Some of my tech colleagues believe that all our world needs is to be better organized around algorithms. In their minds, everything can be simplified (e.g. shopping, getting a driver, losing weight, dating, etc.) through the use of the right code. You have a problem, “There’s an app for that!” is their mantra. For these colleagues, total automation is the true nirvana and ultimate goal. In this reality, algorithms will create the perfect world, with humans exerting minimal effort to guide their lives. I have never bought into this notion.   As a psychologist, I recognize that the beauty of human engagement is tied to the imperfections & nuances of it. While technology continues to improve certain aspects of our lives, the joy of our existence is not solely based on neat algorithms, but rather on some of the more unpredictable parts, namely social interactions, which require a human touch. While we may acknowledge the value of social skills in our personal life, we may tend to take it for granted in our professional spaces. However, a recent study suggests that the labor market actually rewards social skills, and they should be considered a critical element for career advancement. If this is an area in which you struggle, here are some simple, non-automated tips to help increase your social skills in the workplace:

  • Consider people not things first– in your quest to get the job done quickly, to make that perfect product, or to hit that elusive sales target, you may become so enamored of things (e.g. metrics), at the expense of people. Ultimately, individuals are who will determine your advancement possibilities. If your direct reports don’t like you, they are less apt to contribute to your success. If your manager doesn’t feel connected to you, he or she may not provide you with a stellar performance review or advocate for your promotion.  Therefore, you should always take into consideration the impact of your style on work colleagues (e.g. managers, direct reports, team members), and be willing to modify it accordingly.

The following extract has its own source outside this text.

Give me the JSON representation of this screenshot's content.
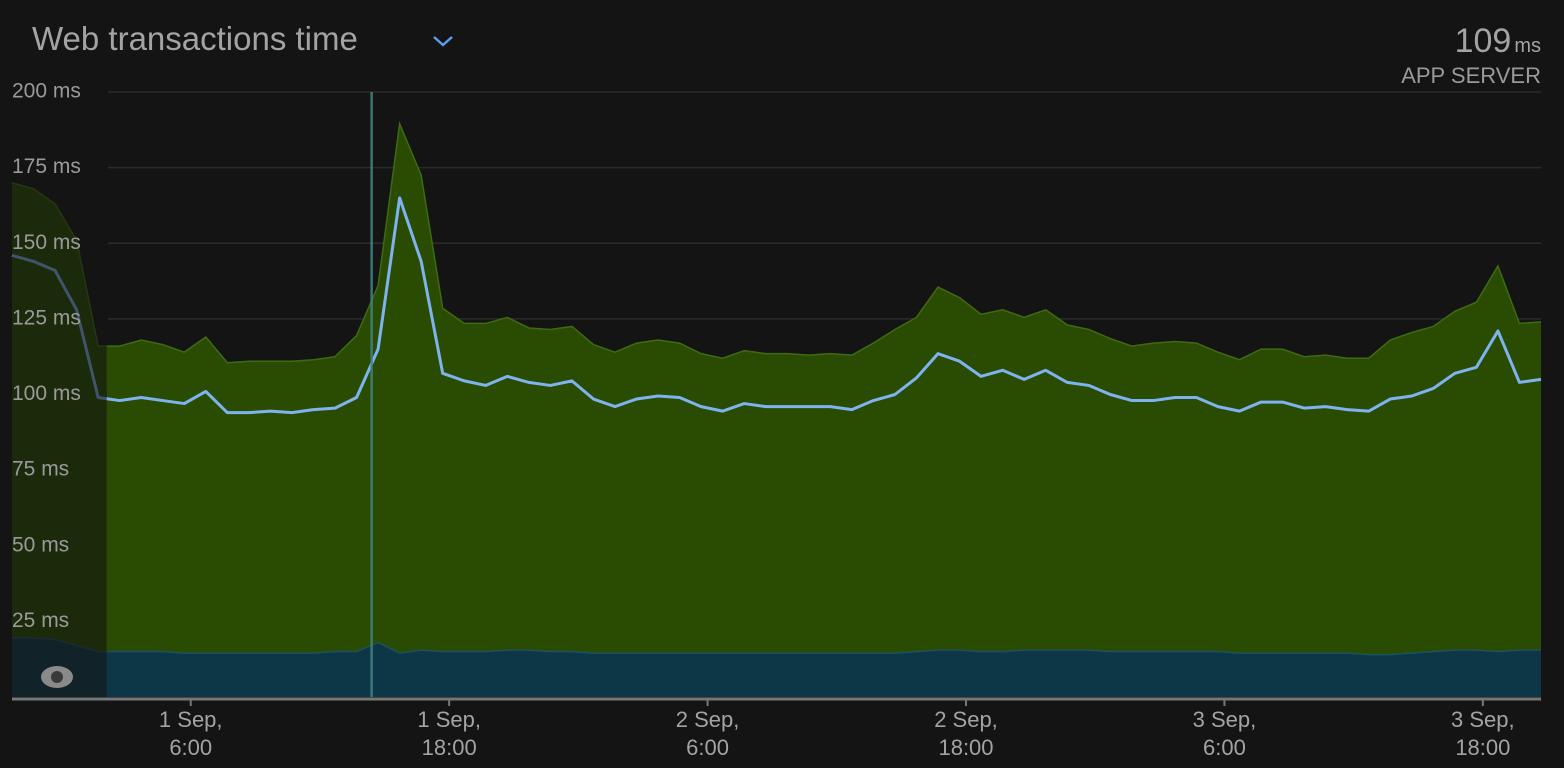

  • Take time to engage person to person- with the emergence of social media platforms, apps, and other indirect forms of communication, we can easily hide behind our technology walls. However, nothing will make greater impact than taking time from your workday to actually speak to your colleagues, to develop an emotional connection. If you feel that you are too busy for such engagement, you should add it to your work to-do list and view it as a productive, mandatory part of your day.
  • Seek out opportunities to work in groups- if your work environment is not already set up for you to work in groups, volunteer to work on projects that involve group interaction or join company committees that naturally involve such engagement. By working in a group, you can practice your social skills and also ask for feedback while doing so.
  • Filter before you speak or act- you may feel that you are being “real” by saying and doing what you feel in the workplace. However, this behavior may be to your detriment. Thinking about the impact of your words and actions in the workplace will benefit you, without sacrificing the integrity of your personhood. The way you act or talk with colleagues should be a bit different than how you engage normally with trusted friends and family members. For instance, some work colleagues may not get or appreciate your sarcasm, and may feel that you are just mean or insensitive. Therefore, it is crucial that you take the time to do the social calculations necessary before offering your verbal response or action.
  • Adjust your approach- social flexibility is a key element of emotional intelligence. You have to be able to read the room, or the moment. By doing so, you can assess what is needed and successfully provide it. For instance, one situation may call for some humor to lighten the mood, while another may require a more pensive, serious approach. Maintaining flexibility will enable you to build social capital, which is helpful in engendering goodwill and bolstering your career prospects.

If social skills are not a part of your core competencies, it is essential that you take the time to cultivate them for long-term career success and satisfaction. If they are already an area of strength, you should continue to utilize them for your career progress.  The responsibility to nurture these skills is in your hands, even if there is an for app for that!